Ntn-1 s’est révélée être l’élément clé de la migration des CSN puisque son inhibition, à elle seule, freine la formation du chemin de migration des cellules, latéral au PP. Serait-il possible que Ntn-1, dont l’expression augmente au site de la lésion lors d’une hémisection de la ME, participe à la migration des CSN hors du site de la lésion [ 12] ? Notre modèle in vitro de tranches organotypiques préparées à partir de la ME lésée de souris adultes et mises en coculture avec des CSN de la ME reproduit le microenvironnement d’une lésion (Figure 2A).

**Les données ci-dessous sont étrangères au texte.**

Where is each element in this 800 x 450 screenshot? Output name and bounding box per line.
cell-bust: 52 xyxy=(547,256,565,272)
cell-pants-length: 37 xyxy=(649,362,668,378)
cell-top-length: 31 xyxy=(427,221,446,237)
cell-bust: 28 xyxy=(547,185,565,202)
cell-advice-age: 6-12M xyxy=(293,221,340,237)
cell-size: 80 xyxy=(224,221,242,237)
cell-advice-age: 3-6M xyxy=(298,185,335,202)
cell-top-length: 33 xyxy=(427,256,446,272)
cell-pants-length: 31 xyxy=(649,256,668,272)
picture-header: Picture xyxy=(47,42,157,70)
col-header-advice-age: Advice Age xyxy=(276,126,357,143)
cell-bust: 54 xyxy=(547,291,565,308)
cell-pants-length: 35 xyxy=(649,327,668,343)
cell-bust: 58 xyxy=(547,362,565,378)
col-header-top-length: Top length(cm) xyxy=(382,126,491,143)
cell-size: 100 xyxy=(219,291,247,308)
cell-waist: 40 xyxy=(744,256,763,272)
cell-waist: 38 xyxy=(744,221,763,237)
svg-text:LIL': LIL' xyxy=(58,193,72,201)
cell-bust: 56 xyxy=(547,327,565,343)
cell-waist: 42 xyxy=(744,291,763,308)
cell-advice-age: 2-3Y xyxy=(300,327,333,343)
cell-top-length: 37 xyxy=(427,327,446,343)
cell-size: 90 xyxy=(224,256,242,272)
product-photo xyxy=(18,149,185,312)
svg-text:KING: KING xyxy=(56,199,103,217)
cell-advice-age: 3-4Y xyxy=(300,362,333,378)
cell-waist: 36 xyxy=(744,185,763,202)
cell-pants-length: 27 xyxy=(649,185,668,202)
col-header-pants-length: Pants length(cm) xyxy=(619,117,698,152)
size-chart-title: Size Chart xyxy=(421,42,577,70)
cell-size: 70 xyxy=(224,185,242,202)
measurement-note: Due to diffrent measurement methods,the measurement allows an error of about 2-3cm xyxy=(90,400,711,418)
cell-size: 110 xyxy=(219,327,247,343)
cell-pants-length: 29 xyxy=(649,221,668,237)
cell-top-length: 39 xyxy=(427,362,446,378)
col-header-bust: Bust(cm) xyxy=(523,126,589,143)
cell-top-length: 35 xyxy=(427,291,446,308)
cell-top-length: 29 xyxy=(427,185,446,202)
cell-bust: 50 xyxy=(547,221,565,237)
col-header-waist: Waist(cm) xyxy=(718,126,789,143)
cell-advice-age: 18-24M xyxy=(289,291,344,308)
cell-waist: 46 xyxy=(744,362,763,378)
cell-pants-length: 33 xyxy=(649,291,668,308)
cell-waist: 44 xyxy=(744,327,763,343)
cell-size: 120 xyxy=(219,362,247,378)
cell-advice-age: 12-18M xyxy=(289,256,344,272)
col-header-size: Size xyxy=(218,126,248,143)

Les CSN ont reproduit le comportement observé in vivo, migrant hors de la région lésée. Si l’on diminue l’expression de Ntn-1 ou si l’on bloque la fonction de l’un de ses récepteurs, les CSN restent au niveau du site de la lésion démontrant une action directe de Ntn-1 (Figure 2B).

Ces résultats établissent clairement le rôle de Ntn-1 en tant qu’agent répulsif des CSN. Nous proposons donc une approche novatrice pour remodeler le centre de la lésion chez les souris : bloquer l’expression de Ntn-1 afin de permettre aux CSN de demeurer au site de la lésion. Le centre de la lésion serait alors occupé par des CSN ayant la capacité de se différencier en cellules gliales créant un microenvironnement favorable à la survie neuronale et à la régénération axonale. Dans l’ensemble, nos travaux contribuent à mieux comprendre les mécanismes d’action des molécules de signalisation endogène qui affectent la mobilité des CSN adultes dans le SNC sain ou lésé.

Conflit d’intérêts

L’auteur déclare n’avoir aucun conflit d’intérêts concernant les données publiées dans cet article.